The Orthopedic Foundation for Animals (OFA) is where you can find health test results for Leonbergers and other breeds of dogs and cats too! You can search the registered name of the Leonberger to find the health tests that have been completed and the results sent to OFA. OFA passing hips are rated excellent, good or fair and any of these passing grades are given an OFA number and are certified as normal. OFA passing elbows are only graded clear (or normal) and are given a OFA number. Elbows receiving a grade 1, 2 or 3 are not rated clear and have some evidence of elbow dysplasia, with a grade 1 usually indicating mild elbow dysplasia and a grade of 3 indicating severe elbow dysplasia. OFA normal thyroid panel is given an OFA number. An OFA equivocal rating for thyroid usually indicates that one part of the thyroid panel fell just outside the acceptable range. An equivocal test result does not indicate a thyroid problem but it is not a passing result either. Failing thyroid results may indicate thyroid issues which in some cases are known to be genetic in nature. Eye exams should be repeated yearly to detect any changes in the eyes such as cataract formation, which are often progressive and appear in older dogs. Eye certifications are valid for one year and frequent eye exams are important to determine the health of the eyes as the dog ages.

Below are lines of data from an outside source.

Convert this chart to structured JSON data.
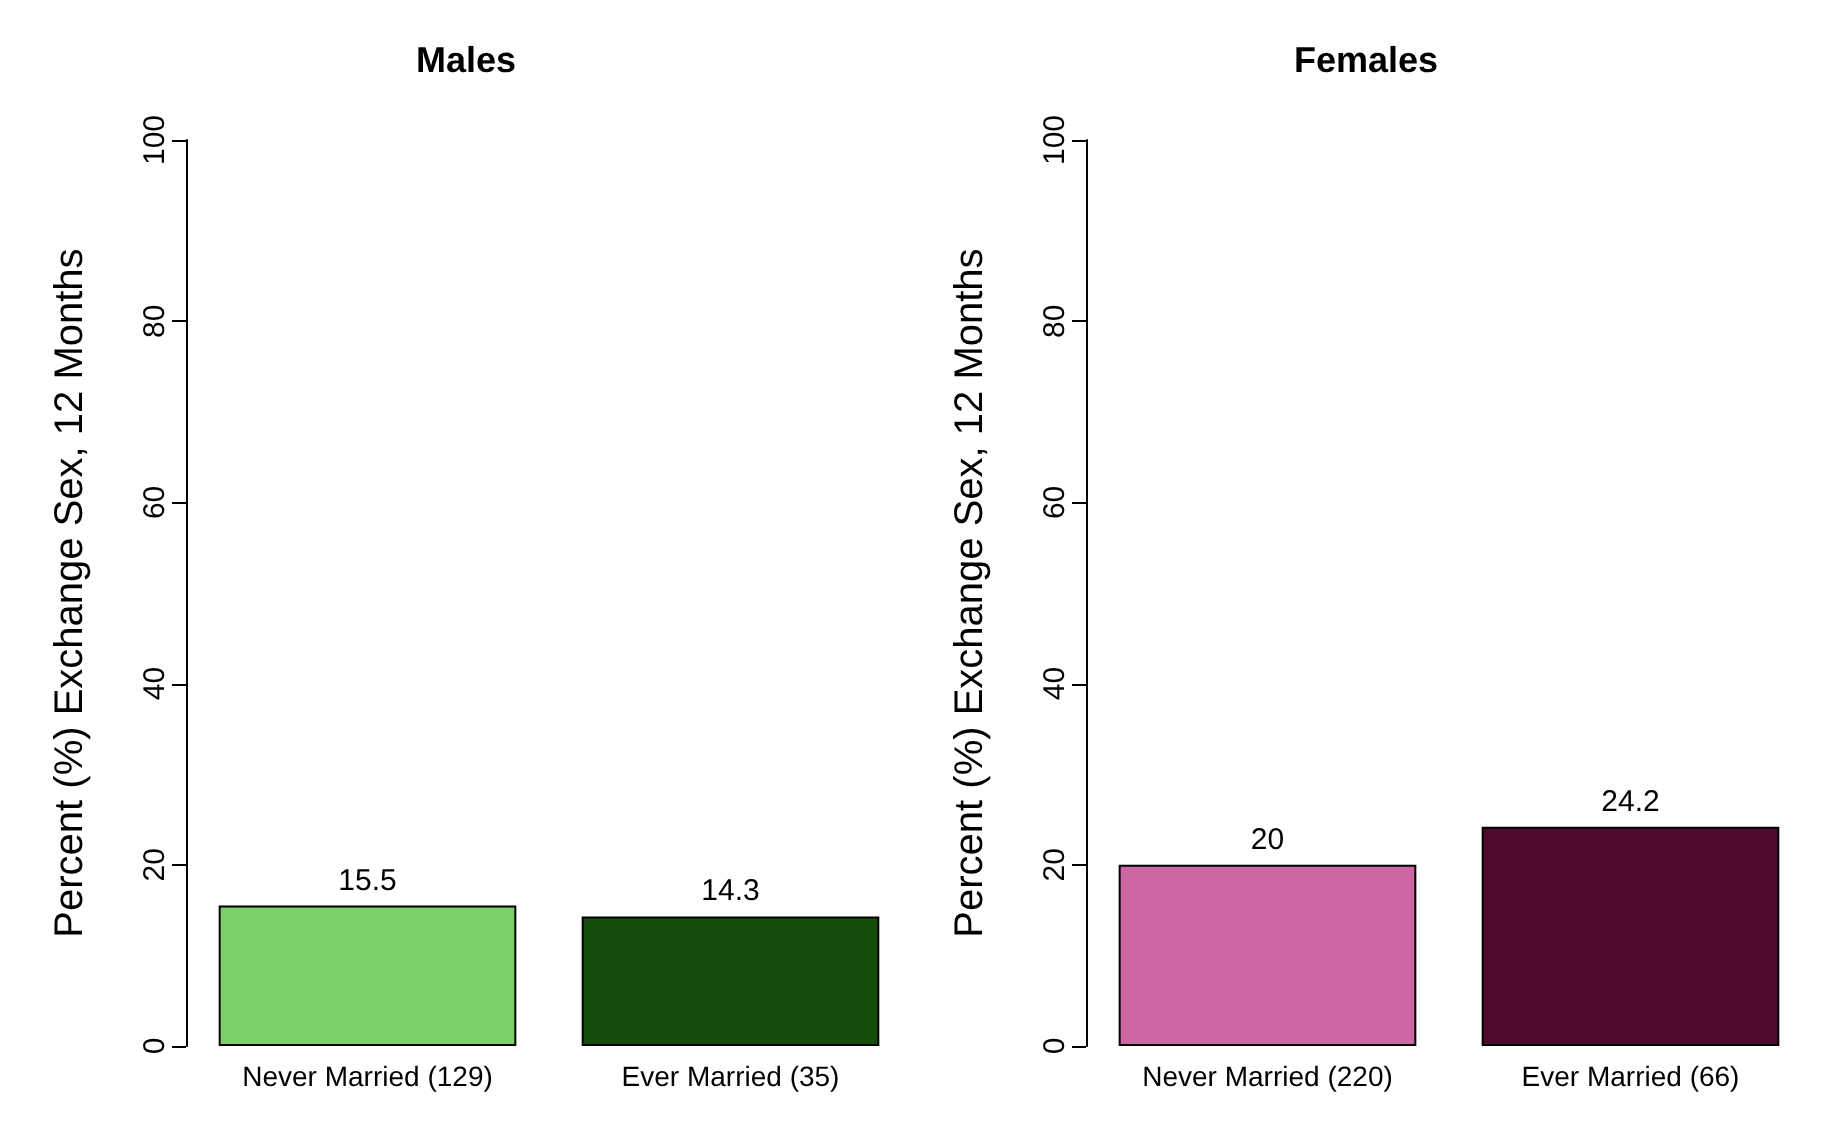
{
  "chart_data": [
    {
      "type": "bar",
      "title": "Males",
      "ylabel": "Percent (%) Exchange Sex, 12 Months",
      "categories": [
        "Never Married (129)",
        "Ever Married (35)"
      ],
      "values": [
        15.5,
        14.3
      ],
      "colors": [
        "#7dd067",
        "#154d0a"
      ],
      "ylim": [
        0,
        100
      ],
      "yticks": [
        0,
        20,
        40,
        60,
        80,
        100
      ],
      "data_labels": true
    },
    {
      "type": "bar",
      "title": "Females",
      "ylabel": "Percent (%) Exchange Sex, 12 Months",
      "categories": [
        "Never Married (220)",
        "Ever Married (66)"
      ],
      "values": [
        20,
        24.2
      ],
      "colors": [
        "#cd67a4",
        "#4e0a2e"
      ],
      "ylim": [
        0,
        100
      ],
      "yticks": [
        0,
        20,
        40,
        60,
        80,
        100
      ],
      "data_labels": true
    }
  ]
}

For the Leonberger there are six health tests that are usually carried out on dogs that will enter the breeding pool. These are hips and elbows x-rayed and rated by the Orthopedic Foundation for Animals (OFA) (done after 2 years of age), eyes tested via a certified canine ophthalmologist usually after 16 months and the results submitted to OFA, OFA thyroid screening carried out at an OFA approved laboratory and the University of Minnesota LPN1 and LPN2 genetic tests carried out on the individual dog, or the dog has tested clear parents and then is noted as “clear by parentage”.
When looking for a Leonberger puppy it is important that the parents of your puppy have health screening completed. You should discuss with the breeder the results of those and other health tests carried out on their dogs.